Notably, the ability to detect and track 100 μm-sized cluster probes through a whole animal is valuable for developing technology for clinical translation to detect very early-stage tumors. For example, a single HeLa cell has a size of ~20 μm in diameter48. Therefore, DOLPHIN can detect an early-stage 100 μm-sized primary tumor, which corresponds to a volume of ~200 cells. This level of sensitivity has not been shown previously using noninvasive fluorescence imaging methods, or other imaging modalities such as X-ray CT. Clinical CT, for comparison, has a resolution limitation49 of 600 × 600 × 600 μm3, which is not high enough to resolve microscopic tumors for early detection or diagnosis. Another comparable imaging system, fluorescence molecular tomography (FMT), has a detection limit of ~1 mm, at a depth of ~1.5 cm in tissue (see pages S20–S21 of the Supplementary Information for a detailed discussion on FMT).
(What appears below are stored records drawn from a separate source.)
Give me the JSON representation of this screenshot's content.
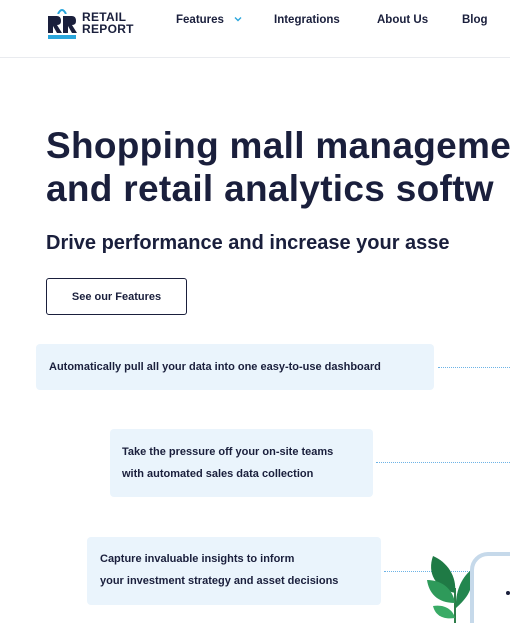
{
  "brand": {
    "line1": "RETAIL",
    "line2": "REPORT",
    "colors": {
      "navy": "#1a1f3c",
      "accent": "#2aa6dc",
      "callout_bg": "#eaf4fc"
    }
  },
  "nav": {
    "features": "Features",
    "integrations": "Integrations",
    "about": "About Us",
    "blog": "Blog"
  },
  "hero": {
    "title_line1": "Shopping mall manageme",
    "title_line2": "and retail analytics softw",
    "subtitle": "Drive performance and increase your asse",
    "cta": "See our Features"
  },
  "callouts": [
    {
      "line1": "Automatically pull all your data into one easy-to-use dashboard"
    },
    {
      "line1": "Take the pressure off your on-site teams",
      "line2": "with automated sales data collection"
    },
    {
      "line1": "Capture invaluable insights to inform",
      "line2": "your investment strategy and asset decisions"
    }
  ],
  "icons": {
    "logo": "retail-report-logo-icon",
    "chevron": "chevron-down-icon",
    "plant": "plant-icon"
  }
}
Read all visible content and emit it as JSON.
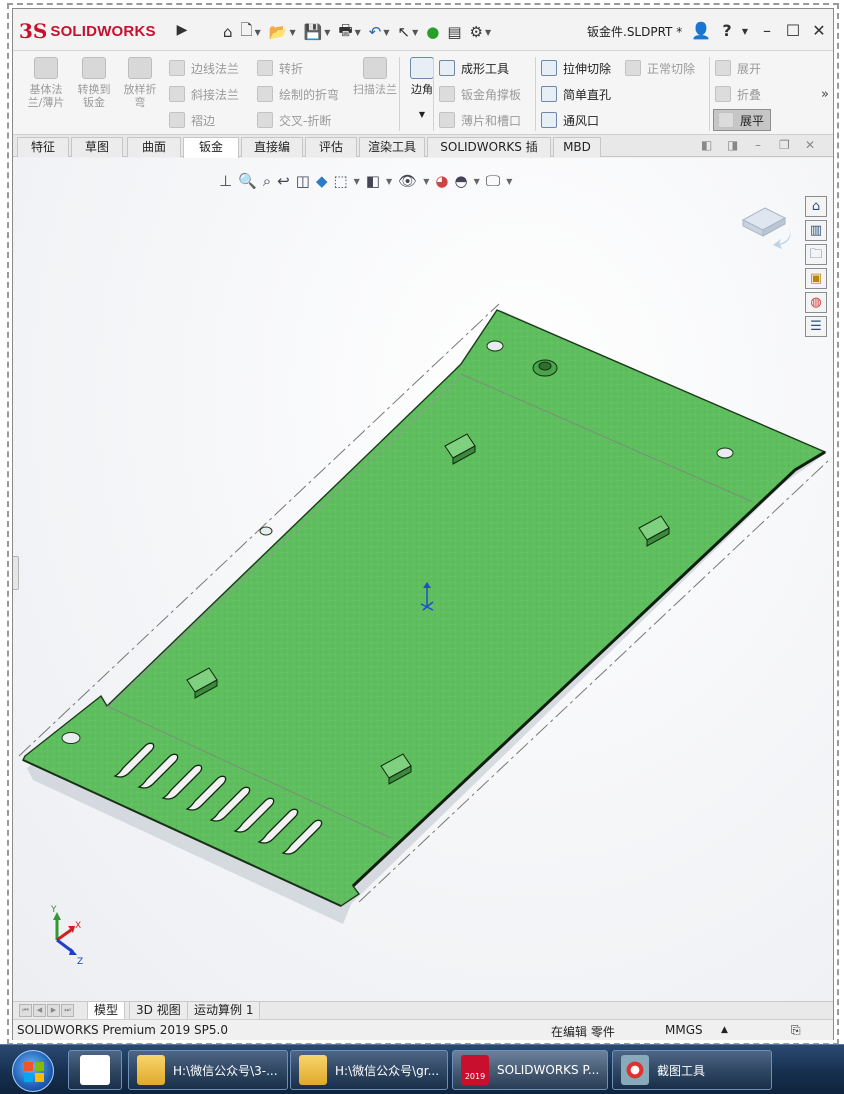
{
  "app": {
    "logo_ds": "3S",
    "logo_text": "SOLIDWORKS",
    "doc_title": "钣金件.SLDPRT *"
  },
  "ribbon": {
    "groups": [
      {
        "label": "基体法兰/薄片"
      },
      {
        "label": "转换到钣金"
      },
      {
        "label": "放样折弯"
      }
    ],
    "rows": {
      "edge_flange": "边线法兰",
      "miter_flange": "斜接法兰",
      "hem": "褶边",
      "jog": "转折",
      "sketched_bend": "绘制的折弯",
      "cross_break": "交叉-折断",
      "swept_flange": "扫描法兰",
      "corner": "边角",
      "forming_tool": "成形工具",
      "gusset": "钣金角撑板",
      "tab_slot": "薄片和槽口",
      "extruded_cut": "拉伸切除",
      "simple_hole": "简单直孔",
      "vent": "通风口",
      "normal_cut": "正常切除",
      "unfold": "展开",
      "fold": "折叠",
      "flatten": "展平"
    }
  },
  "tabs": [
    "特征",
    "草图",
    "曲面",
    "钣金",
    "直接编辑",
    "评估",
    "渲染工具",
    "SOLIDWORKS 插件",
    "MBD"
  ],
  "active_tab": "钣金",
  "bottom_tabs": [
    "模型",
    "3D 视图",
    "运动算例 1"
  ],
  "status": {
    "product": "SOLIDWORKS Premium 2019 SP5.0",
    "mode": "在编辑 零件",
    "units": "MMGS"
  },
  "triad": {
    "x": "X",
    "y": "Y",
    "z": "Z"
  },
  "taskbar": {
    "items": [
      {
        "label": "H:\\微信公众号\\3-..."
      },
      {
        "label": "H:\\微信公众号\\gr..."
      },
      {
        "label": "SOLIDWORKS P...",
        "badge": "2019"
      },
      {
        "label": "截图工具"
      }
    ]
  },
  "colors": {
    "part_green": "#5fbf5f",
    "brand_red": "#c8102e",
    "taskbar_blue": "#1b355a"
  }
}
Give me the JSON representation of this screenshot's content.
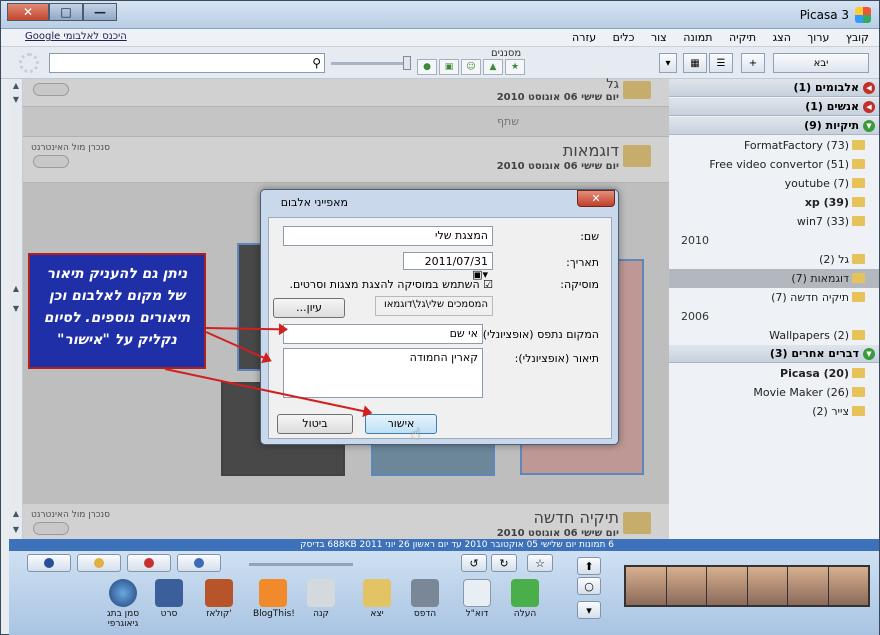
{
  "window": {
    "title": "Picasa 3",
    "close_glyph": "✕",
    "max_glyph": "□",
    "min_glyph": "—"
  },
  "menu": {
    "items": [
      "קובץ",
      "ערוך",
      "הצג",
      "תיקיה",
      "תמונה",
      "צור",
      "כלים",
      "עזרה"
    ],
    "google_link": "Google היכנס לאלבומי"
  },
  "toolbar": {
    "import_label": "יבא",
    "filters_label": "מסננים"
  },
  "sidebar": {
    "sections": [
      {
        "label": "אלבומים (1)"
      },
      {
        "label": "אנשים (1)"
      },
      {
        "label": "תיקיות (9)"
      }
    ],
    "folders": [
      {
        "label": "FormatFactory (73)"
      },
      {
        "label": "Free video convertor (51)"
      },
      {
        "label": "youtube (7)"
      },
      {
        "label": "xp (39)"
      },
      {
        "label": "win7 (33)"
      }
    ],
    "year_2010": "2010",
    "folders_2010": [
      {
        "label": "גל (2)"
      },
      {
        "label": "דוגמאות (7)"
      },
      {
        "label": "תיקיה חדשה (7)"
      }
    ],
    "year_2006": "2006",
    "folders_2006": [
      {
        "label": "Wallpapers (2)"
      }
    ],
    "other_section": "דברים אחרים (3)",
    "other_folders": [
      {
        "label": "Picasa (20)"
      },
      {
        "label": "Movie Maker (26)"
      },
      {
        "label": "צייר (2)"
      }
    ]
  },
  "albums": [
    {
      "name": "גל",
      "date": "יום שישי 06 אוגוסט 2010"
    },
    {
      "name": "דוגמאות",
      "date": "יום שישי 06 אוגוסט 2010",
      "sync": "סנכרן מול האינטרנט",
      "share": "שתף"
    },
    {
      "name": "תיקיה חדשה",
      "date": "יום שישי 06 אוגוסט 2010",
      "sync": "סנכרן מול האינטרנט"
    }
  ],
  "status": {
    "text": "6 תמונות    יום שלישי 05 אוקטובר 2010 עד יום ראשון 26 יוני 2011    688KB בדיסק"
  },
  "tray": {
    "tools": [
      "העלה",
      "דוא\"ל",
      "הדפס",
      "יצא",
      "קנה",
      "BlogThis!",
      "קולאז'",
      "סרט",
      "סמן בתג גיאוגרפי"
    ]
  },
  "dialog": {
    "title": "מאפייני אלבום",
    "name_label": "שם:",
    "name_value": "המצגת שלי",
    "date_label": "תאריך:",
    "date_value": "2011/07/31",
    "music_label": "מוסיקה:",
    "music_checkbox": "השתמש במוסיקה להצגת מצגות וסרטים.",
    "path_value": "המסמכים שלי\\גל\\דוגמאו",
    "browse_label": "עיון...",
    "location_label": "המקום נתפס (אופציונלי):",
    "location_value": "אי שם",
    "desc_label": "תיאור (אופציונלי):",
    "desc_value": "קארין החמודה",
    "ok_label": "אישור",
    "cancel_label": "ביטול",
    "close_glyph": "✕"
  },
  "note": {
    "text": "ניתן גם להעניק תיאור של מקום לאלבום וכן תיאורים נוספים. לסיום נקליק על \"אישור\""
  },
  "colors": {
    "status_bar": "#3d71b9",
    "note_bg": "#1f2fa8",
    "arrow": "#d21f1f",
    "section_arrow": "#c2302a"
  }
}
In this regard, DOLPHIN can potentially significantly enhance the use of fluorescence imaging in the clinic for deep-tissue detection of challenging, near cellular-sized features.

In conclusion, we have designed a next-generation imaging system, “DOLPHIN”, that (a) significantly surpasses the maximum reported depth of detection (~3.2 cm) through biological tissue, using optical imaging, and (b) enables the detection and noninvasive tracking of near cellular-sized features, which, upon clinical translation, would allow for the detection of microscopic tumors and potentially improve patient outcomes. This system combines the advantages of NIR-II fluorescence imaging in a trans-illumination configuration, with the dual-mode spectroscopic analyses of hyperspectral and hyperdiffuse imaging. The versatility of DOLPHIN is demonstrated in the following results, through the capability of: (i) detecting 1 mm-sized particles through up to 8 cm of a breast-mimic phantom, or through a whole live rat, (ii) locating and noninvasively tracking 100 μm near cellular-sized particles through the gastrointestinal tract of a live whole mouse, which is beyond the detection limit of current imaging modalities. Given these advancements, this study opens up exciting new possibilities for clinical translation of NIR-II imaging as a viable platform for theranostic technology; for early diagnostics, as a real-time surgical assistance tool, and for monitoring patient response to therapies.

## Methods

Please refer to the Supplementary Information file, pages S3–S29, for detailed methods.

### Ethics statement regarding the use of experimental animals

All in vivo experiments were performed in compliance with the Institutional Animal Care and Use Committee protocols. Animal experiment procedures were pre-approved (Protocol #1215-112-18) by the Division of Comparative Medicine (DCM) and the Committee on Animal Care (CAC), Massachusetts Institute of Technology, and in compliance with the Principles of Laboratory Animal Care of the National Institutes of Health (NIH), United States of America.